The voters — men and women, young and old — were part of a 15-person focus group that came together on a frigid mid-January night in the battleground town of Nazareth, to dissect the state of the country’s democracy following one of the most divisive elections in American history.
The Fragile Nature of American Democracy
Their outlook would prove to be a far cry from Trump’s triumphalism. Members of the focus group instead spelled out their anxieties about the fragile nature of the country’s increasingly polarized, anger-riddled and online experiment in self-governance.
“There’s too much hate in politics right now, and it just makes you scared to vote honestly,” said Joe, a college student in his early 20s who was one of the younger participants in the group. “You’re just like, ‘What side do I pick?’”
Since Trump’s swearing-in, the president and his allies in Congress have moved at a blistering pace to pursue an aggressive agenda, citing an allegedly overwhelming electoral mandate as justification for it. The Democrats, for their part, have struggled to unite on a strategy and find an identity beyond opposing Trump — even though his presidential win was modest by historical standards.
A Reminder of Unrepresented Voters
The broad dissatisfaction with American politics inside the focus group was a reminder that some of the voters who helped tip the last election in Trump’s favor didn’t feel fully represented by either candidate. And coming from a place like Nazareth, it offered a small but important warning sign for both the new president and the Democratic Party as they plot the next four years.
Nazareth — which lies roughly 300 miles from where the first attempt on Trump’s life was made in July — is a bellwether town inside a bellwether county. Residents here voted for Trump by roughly 1.7 percentage points this fall — almost the same margin the new president claimed in the state and the country as a whole.
The Quest for Unity Amidst Division
“Most of us sitting at this table are really a lot closer together than the political parties would have us believe,” said Frank, one of the oldest voters in the room. A Marine Corps veteran who voted for Trump in 2016, Frank later shared that he had split his ticket between Democrat Kamala Harris and now-GOP Sen. Dave McCormick, but he made clear he wasn’t thrilled about the options he had — a sentiment shared by many others in the room.
Seated around four folding tables in Nazareth’s small local arts center, the participants in the room were fed the type of questions that don’t typically feature in televised political debates: broad prompts about the health and direction of the country, and whether social media was making it harder for Americans to stay informed.
Concerns and Hopes for the Future
One takeaway was that the shadow of political violence had not lifted from the country, particularly after the assassination attempts targeted at the now-president.
Despite expressing widespread concerns about the future of American democracy, focus group participants voiced confidence in the U.S. voting system itself.
Many in the room nonetheless felt like both parties weren’t delivering for voters — the Democrats in particular.
“I just had a lot of trouble feeling like I could even trust the Democratic Party,” said Kyle, a soon-to-be-father who works in marketing. Kyle, like others, said he felt lied to by the party and the media about Joe Biden’s declining mental state early in the race.

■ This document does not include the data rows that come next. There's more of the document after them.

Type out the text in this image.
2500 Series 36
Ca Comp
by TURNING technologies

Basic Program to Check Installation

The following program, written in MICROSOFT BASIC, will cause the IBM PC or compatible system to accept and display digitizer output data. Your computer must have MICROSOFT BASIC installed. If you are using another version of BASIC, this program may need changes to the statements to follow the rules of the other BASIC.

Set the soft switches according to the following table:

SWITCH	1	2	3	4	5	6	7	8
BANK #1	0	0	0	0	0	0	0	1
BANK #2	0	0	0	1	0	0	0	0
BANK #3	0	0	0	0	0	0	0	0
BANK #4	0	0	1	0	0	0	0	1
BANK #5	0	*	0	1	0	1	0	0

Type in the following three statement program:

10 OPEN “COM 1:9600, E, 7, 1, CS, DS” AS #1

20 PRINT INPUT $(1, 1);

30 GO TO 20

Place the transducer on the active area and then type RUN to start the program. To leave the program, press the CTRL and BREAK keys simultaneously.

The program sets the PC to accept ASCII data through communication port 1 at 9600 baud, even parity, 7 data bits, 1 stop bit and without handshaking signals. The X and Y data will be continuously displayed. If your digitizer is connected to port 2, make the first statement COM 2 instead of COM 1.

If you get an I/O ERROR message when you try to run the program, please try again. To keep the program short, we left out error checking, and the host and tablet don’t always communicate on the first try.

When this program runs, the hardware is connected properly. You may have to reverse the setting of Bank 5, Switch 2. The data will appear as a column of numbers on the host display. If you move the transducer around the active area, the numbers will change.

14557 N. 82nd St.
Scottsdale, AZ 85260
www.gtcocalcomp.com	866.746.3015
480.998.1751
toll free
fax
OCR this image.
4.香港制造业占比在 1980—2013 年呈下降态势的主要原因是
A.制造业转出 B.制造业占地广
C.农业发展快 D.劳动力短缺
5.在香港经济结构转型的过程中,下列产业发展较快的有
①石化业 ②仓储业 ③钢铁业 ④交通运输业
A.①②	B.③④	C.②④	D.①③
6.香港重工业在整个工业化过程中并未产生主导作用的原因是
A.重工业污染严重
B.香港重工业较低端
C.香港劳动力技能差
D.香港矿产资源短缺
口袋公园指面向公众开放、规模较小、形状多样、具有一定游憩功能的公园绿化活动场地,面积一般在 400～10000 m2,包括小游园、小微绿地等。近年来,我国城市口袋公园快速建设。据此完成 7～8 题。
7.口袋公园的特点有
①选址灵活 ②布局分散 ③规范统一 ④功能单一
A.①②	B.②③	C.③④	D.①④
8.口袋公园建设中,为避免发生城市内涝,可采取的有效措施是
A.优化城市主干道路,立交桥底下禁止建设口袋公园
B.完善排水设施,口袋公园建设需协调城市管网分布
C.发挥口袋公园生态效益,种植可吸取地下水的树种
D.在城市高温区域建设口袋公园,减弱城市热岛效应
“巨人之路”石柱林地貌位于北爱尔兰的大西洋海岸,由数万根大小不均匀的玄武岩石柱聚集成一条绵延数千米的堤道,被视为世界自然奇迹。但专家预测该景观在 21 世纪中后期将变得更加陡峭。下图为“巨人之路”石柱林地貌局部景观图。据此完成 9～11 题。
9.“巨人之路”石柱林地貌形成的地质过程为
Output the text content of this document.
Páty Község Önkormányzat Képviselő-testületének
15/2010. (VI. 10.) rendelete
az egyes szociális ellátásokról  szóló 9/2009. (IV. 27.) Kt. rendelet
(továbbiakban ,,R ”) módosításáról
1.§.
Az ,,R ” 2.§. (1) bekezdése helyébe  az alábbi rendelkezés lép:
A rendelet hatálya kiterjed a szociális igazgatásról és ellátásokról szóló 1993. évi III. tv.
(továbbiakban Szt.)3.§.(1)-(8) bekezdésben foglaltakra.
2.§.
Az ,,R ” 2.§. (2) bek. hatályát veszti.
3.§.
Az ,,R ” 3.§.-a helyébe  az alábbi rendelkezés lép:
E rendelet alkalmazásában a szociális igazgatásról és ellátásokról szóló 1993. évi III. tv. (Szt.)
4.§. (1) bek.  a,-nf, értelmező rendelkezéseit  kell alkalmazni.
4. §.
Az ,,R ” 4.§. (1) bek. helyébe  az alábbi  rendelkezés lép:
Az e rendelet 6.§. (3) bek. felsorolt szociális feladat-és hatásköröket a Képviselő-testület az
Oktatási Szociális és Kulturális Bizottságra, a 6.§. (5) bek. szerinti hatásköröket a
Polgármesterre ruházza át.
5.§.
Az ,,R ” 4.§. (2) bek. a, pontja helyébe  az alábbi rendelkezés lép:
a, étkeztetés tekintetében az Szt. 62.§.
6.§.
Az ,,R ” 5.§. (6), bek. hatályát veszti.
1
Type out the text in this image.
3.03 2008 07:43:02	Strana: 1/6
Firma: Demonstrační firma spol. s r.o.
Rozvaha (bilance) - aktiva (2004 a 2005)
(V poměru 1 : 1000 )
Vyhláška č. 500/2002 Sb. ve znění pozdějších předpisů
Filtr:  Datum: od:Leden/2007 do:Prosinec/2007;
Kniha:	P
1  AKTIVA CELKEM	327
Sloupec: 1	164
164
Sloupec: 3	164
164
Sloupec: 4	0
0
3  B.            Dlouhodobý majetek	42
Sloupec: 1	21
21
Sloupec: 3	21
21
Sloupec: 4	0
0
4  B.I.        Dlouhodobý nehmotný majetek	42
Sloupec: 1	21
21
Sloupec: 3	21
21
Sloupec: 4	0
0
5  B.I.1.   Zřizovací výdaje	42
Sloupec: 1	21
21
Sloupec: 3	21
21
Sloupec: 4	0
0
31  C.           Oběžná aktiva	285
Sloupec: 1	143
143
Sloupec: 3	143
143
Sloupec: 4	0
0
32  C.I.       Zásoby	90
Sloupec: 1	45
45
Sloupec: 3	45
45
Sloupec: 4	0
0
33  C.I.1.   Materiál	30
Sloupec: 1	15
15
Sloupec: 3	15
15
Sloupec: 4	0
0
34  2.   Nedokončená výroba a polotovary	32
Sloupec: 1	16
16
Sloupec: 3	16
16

Yearning for Civility in Politics
The exhaustion at being at the center of a bitter tug-of-war between the two rival parties dovetailed into a broader theme of the night: an overwhelming desire to return to a bygone era where civility wasn’t out of fashion in American politics.
It was the type of raw but civil exchange of ideas that the focus group participants had just partaken in — and what they were craving from their ads, their media and above all their politicians.